DKPP Kota Bandung Periksa 2.313 Hewan Kurban di 288 Titik, Temukan Organ Tidak Layak Konsumsi

Oleh Arian Mesa
SHARE   :

DKPP Kota Bandung Periksa 2.313 Hewan Kurban di 288 Titik, Temukan Organ Tidak Layak Konsumsi
Foto: Arsip- Wali Kota Bandung Muhammad Farhan saat meninjau pemotongan hewan kurban di Kota Bandung, Jawa Barat. (sumber: ANTARA/Rubby Jovan)

Pantau - Dinas Ketahanan Pangan dan Pertanian (DKPP) Kota Bandung melakukan pemeriksaan terhadap 2.313 hewan kurban di 288 titik pemotongan untuk memastikan daging aman dikonsumsi masyarakat selama Idul Adha.

Kepala DKPP Kota Bandung Gin Gin Ginanjar menyatakan pemeriksaan dilakukan oleh tim gabungan dan masih berlangsung hingga akhir hari tasyrik pada Sabtu (30/5).

Pemeriksaan mencakup 1.065 ekor sapi serta 1.248 ekor domba dan kambing yang tersebar di berbagai lokasi pemotongan di Kota Bandung.

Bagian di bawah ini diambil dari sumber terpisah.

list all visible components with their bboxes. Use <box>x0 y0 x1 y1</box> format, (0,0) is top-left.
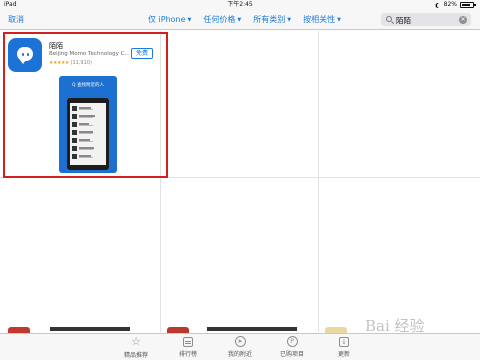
tab-label: 排行榜 <box>178 351 197 358</box>
rating-count: (11,910) <box>70 60 92 66</box>
phone-list-row <box>72 114 104 119</box>
filter-bar: 仅 iPhone ▼ 任何价格 ▼ 所有类别 ▼ 按相关性 ▼ <box>148 14 341 25</box>
result-title-bar <box>207 327 297 331</box>
tab-label: 更新 <box>337 351 350 358</box>
search-query: 陌陌 <box>396 16 411 25</box>
tab-near-me[interactable]: ➤ 我的附近 <box>210 336 270 358</box>
cancel-button[interactable]: 取消 <box>8 14 24 25</box>
grid-divider <box>318 31 319 332</box>
tab-label: 已购项目 <box>279 351 304 358</box>
tab-purchased[interactable]: P 已购项目 <box>262 336 322 358</box>
list-icon <box>183 337 193 347</box>
moon-icon <box>437 3 442 8</box>
app-name[interactable]: 陌陌 <box>49 41 63 51</box>
tab-label: 精品推荐 <box>123 352 148 359</box>
phone-screen <box>70 103 106 165</box>
tab-updates[interactable]: ↓ 更新 <box>314 336 374 358</box>
screenshot-caption: Q 查找附近的人 <box>72 83 104 88</box>
download-icon: ↓ <box>339 337 349 347</box>
filter-category[interactable]: 所有类别 ▼ <box>253 14 291 25</box>
eye-dot <box>27 53 29 56</box>
app-icon[interactable] <box>8 38 42 72</box>
battery-icon <box>460 2 476 8</box>
status-right: 82% <box>436 0 476 10</box>
tab-bar: ☆ 精品推荐 排行榜 ➤ 我的附近 P 已购项目 ↓ 更新 <box>0 333 480 360</box>
app-rating: ★★★★★ (11,910) <box>49 60 92 66</box>
location-icon: ➤ <box>234 336 246 347</box>
rating-stars: ★★★★★ <box>49 60 69 66</box>
phone-list-row <box>72 154 104 159</box>
filter-category-label: 所有类别 <box>253 15 286 24</box>
purchased-icon: P <box>286 336 298 347</box>
status-time: 下午2:45 <box>227 1 253 8</box>
app-store-screen: iPad 下午2:45 82% 取消 仅 iPhone ▼ 任何价格 ▼ 所有类别 ▼… <box>0 0 480 360</box>
caret-down-icon: ▼ <box>187 16 192 23</box>
result-title-bar <box>50 327 130 331</box>
tab-label: 我的附近 <box>227 351 252 358</box>
app-screenshot[interactable]: Q 查找附近的人 <box>59 76 117 173</box>
filter-sort-label: 按相关性 <box>303 15 336 24</box>
chat-bubble-icon <box>17 47 33 64</box>
tab-top-charts[interactable]: 排行榜 <box>158 336 218 358</box>
search-input[interactable]: 陌陌 ✕ <box>381 13 471 26</box>
phone-list-row <box>72 106 104 111</box>
phone-list-row <box>72 122 104 127</box>
battery-percent: 82% <box>443 1 457 8</box>
filter-sort[interactable]: 按相关性 ▼ <box>303 14 341 25</box>
phone-list-row <box>72 138 104 143</box>
caret-down-icon: ▼ <box>287 16 292 23</box>
phone-list-row <box>72 130 104 135</box>
navigation-bar: 取消 仅 iPhone ▼ 任何价格 ▼ 所有类别 ▼ 按相关性 ▼ 陌陌 ✕ <box>0 10 480 30</box>
clear-icon[interactable]: ✕ <box>459 16 467 24</box>
search-icon <box>386 16 392 22</box>
filter-device-label: 仅 iPhone <box>148 15 186 24</box>
eye-dot <box>22 53 24 56</box>
battery-level <box>462 4 471 6</box>
caret-down-icon: ▼ <box>337 16 341 23</box>
star-icon: ☆ <box>131 335 141 348</box>
caret-down-icon: ▼ <box>237 16 242 23</box>
app-developer: Beijing Momo Technology C... <box>49 51 130 57</box>
tab-featured[interactable]: ☆ 精品推荐 <box>106 335 166 360</box>
filter-device[interactable]: 仅 iPhone ▼ <box>148 14 191 25</box>
phone-list-row <box>72 146 104 151</box>
phone-mockup <box>67 98 109 170</box>
get-button[interactable]: 免费 <box>131 48 153 59</box>
filter-price[interactable]: 任何价格 ▼ <box>203 14 241 25</box>
status-bar: iPad 下午2:45 82% <box>0 0 480 10</box>
filter-price-label: 任何价格 <box>203 15 236 24</box>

Pemeriksaan Daging dan Temuan Organ Tidak Layak

Tim pemeriksa menemukan sejumlah organ hewan yang tidak layak konsumsi seperti hati yang terinfeksi cacing hati serta paru-paru dengan bercak merah dan pengerasan jaringan.

Organ yang tidak memenuhi syarat tersebut langsung diafkir atau dibuang agar tidak masuk ke rantai konsumsi masyarakat.

DKPP menegaskan pemeriksaan ini menjadi upaya untuk memastikan daging kurban aman sekaligus memberikan edukasi kepada masyarakat terkait kelayakan hewan kurban.

Tim Gabungan dan Hasil Pengawasan Hewan Kurban

Tim pemeriksa post mortem berjumlah sekitar 200 orang yang terdiri dari dokter hewan dan paramedis dari berbagai institusi seperti Perhimpunan Dokter Hewan Indonesia (PDHI) Jabar I, Universitas Padjadjaran, dan CAATIS Telkom University.

Sebelumnya DKPP Kota Bandung telah memeriksa 17.984 ekor hewan kurban di 289 lokasi penjualan, 277 masjid, dan 2 rumah potong hewan.

Hasil pemeriksaan menunjukkan 81,88 persen hewan dinyatakan sehat dan layak, sementara 18,12 persen tidak layak dengan sebagian besar karena belum cukup umur.

DKPP juga memastikan tidak ditemukan penyakit zoonosis seperti Penyakit Mulut dan Kuku (PMK) dalam seluruh pemeriksaan hewan kurban di wilayah Kota Bandung.